Tale degrado socio-culturale ha potuto definitivamente realizzarsi grazia alle modifiche del sistema economico-istituzionale del mondo intero: la creazione, in particolare, di organismi sovranazionali non elettivi (BCE, FMI, Commissione Europea, OCSE, etc.) e di un sistema economico mondiale, in altre parole della globalizzazione, ha distorto il potere politico, sottraendolo alla maggior parte dei cittadini e riconsegnandolo, finalmente, alle élite politico-economiche (si veda “Le élite del potere” di C. W. Mills).
Il controllo del potere politico-economico da parte di un ristretto numero di persone è l’obiettivo dei gruppi preminenti: la semplice constatazione che, fino a circa 100 anni fa, nel mondo occidentale il diritto di voto – cha a quel tempo poteva effettivamente ritenersi espressione del potere politico – era detenuto da non più del 5% della popolazione, lascia facilmente considerare come l’obiettivo di queste élite sia proprio quello di riaffermare il suo potere.
Il fine delle riforme economico-istituzionale attuate è stato, dunque, quello di rendere definitivo il ritorno ad una struttura sociale così diseguale. Le analisi di tutti i maggiori economisti, di Stiglitz e Krugman in particolare, non lasciano aditi a dubbi: queste riforme socio-economiche, insomma politiche, hanno deliberatamente creato un mondo diseguale.

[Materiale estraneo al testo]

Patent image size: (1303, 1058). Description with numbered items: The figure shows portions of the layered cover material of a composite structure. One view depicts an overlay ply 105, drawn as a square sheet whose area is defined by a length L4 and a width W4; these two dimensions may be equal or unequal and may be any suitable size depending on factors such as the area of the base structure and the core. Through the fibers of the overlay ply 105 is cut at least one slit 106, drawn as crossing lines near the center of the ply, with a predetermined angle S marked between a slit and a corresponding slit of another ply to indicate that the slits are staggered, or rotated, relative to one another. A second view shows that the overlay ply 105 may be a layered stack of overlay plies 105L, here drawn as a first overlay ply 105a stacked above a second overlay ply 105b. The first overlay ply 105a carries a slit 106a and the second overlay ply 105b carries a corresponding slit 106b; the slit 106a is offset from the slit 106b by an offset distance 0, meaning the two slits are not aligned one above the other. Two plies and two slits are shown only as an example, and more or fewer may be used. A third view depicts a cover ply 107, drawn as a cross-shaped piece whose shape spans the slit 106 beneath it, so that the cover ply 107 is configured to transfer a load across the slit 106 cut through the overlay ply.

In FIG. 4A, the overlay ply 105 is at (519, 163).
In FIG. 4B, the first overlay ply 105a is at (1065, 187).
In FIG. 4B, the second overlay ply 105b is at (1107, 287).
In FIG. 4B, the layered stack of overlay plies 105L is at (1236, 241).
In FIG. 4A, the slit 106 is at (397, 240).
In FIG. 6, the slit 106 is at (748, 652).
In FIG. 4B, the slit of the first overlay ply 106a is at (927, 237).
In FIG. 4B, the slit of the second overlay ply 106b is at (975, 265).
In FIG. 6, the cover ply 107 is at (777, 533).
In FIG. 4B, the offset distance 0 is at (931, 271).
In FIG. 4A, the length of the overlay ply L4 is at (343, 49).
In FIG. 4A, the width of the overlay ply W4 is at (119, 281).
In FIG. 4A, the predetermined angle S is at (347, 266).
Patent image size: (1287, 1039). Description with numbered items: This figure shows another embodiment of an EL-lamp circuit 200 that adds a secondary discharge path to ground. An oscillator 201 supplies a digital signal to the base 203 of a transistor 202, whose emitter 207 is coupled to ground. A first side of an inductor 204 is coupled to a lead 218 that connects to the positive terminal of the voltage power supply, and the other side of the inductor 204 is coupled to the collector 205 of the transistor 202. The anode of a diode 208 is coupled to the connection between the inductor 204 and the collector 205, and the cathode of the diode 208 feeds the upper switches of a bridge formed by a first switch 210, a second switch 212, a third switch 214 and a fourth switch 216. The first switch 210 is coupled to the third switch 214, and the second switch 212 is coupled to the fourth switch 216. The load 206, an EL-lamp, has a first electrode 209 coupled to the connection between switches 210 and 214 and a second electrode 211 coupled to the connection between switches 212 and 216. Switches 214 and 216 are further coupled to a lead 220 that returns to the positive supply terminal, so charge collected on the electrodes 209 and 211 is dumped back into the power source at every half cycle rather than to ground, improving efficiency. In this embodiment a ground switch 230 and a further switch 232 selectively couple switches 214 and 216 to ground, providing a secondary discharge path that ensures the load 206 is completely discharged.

In sintesi, il degrado economico-istituzionale ha determinato il degrado socio-culturale che viviamo.

È in questo contesto critico, che vuole porsi la nostra via. Se “radicale”, infatti, vuol significare “andare alla radice dell’essenza”, ecco che noi siamo radicali: vogliamo andare, tramite un processo di ricerca sociale, alla radice delle cose.
La radice delle cose, ossia l’abisso della conoscenza, si raggiunge con l’informazione e la cultura: informazione e cultura, come novelle Muse, vogliono portarci a fondo della coscienza, in quel modesto spazio non ancora colonizzato dalla società e dal tempo.
In questo processo di astrazione, ma estremamente concreto, riusciamo a raggiungere la nostra verità. Tutti abbiamo una nostra verità, ma la sua espressione, tipicamente artistica e politica, è spesso bloccata.
Tale verità presuppone un rovesciamento di quel sistema che – abbiamo visto – è la causa del degrado: è a questo fine, per costruire un’alternativa,  che ci proponiamo di condividere la cultura e l’informazione.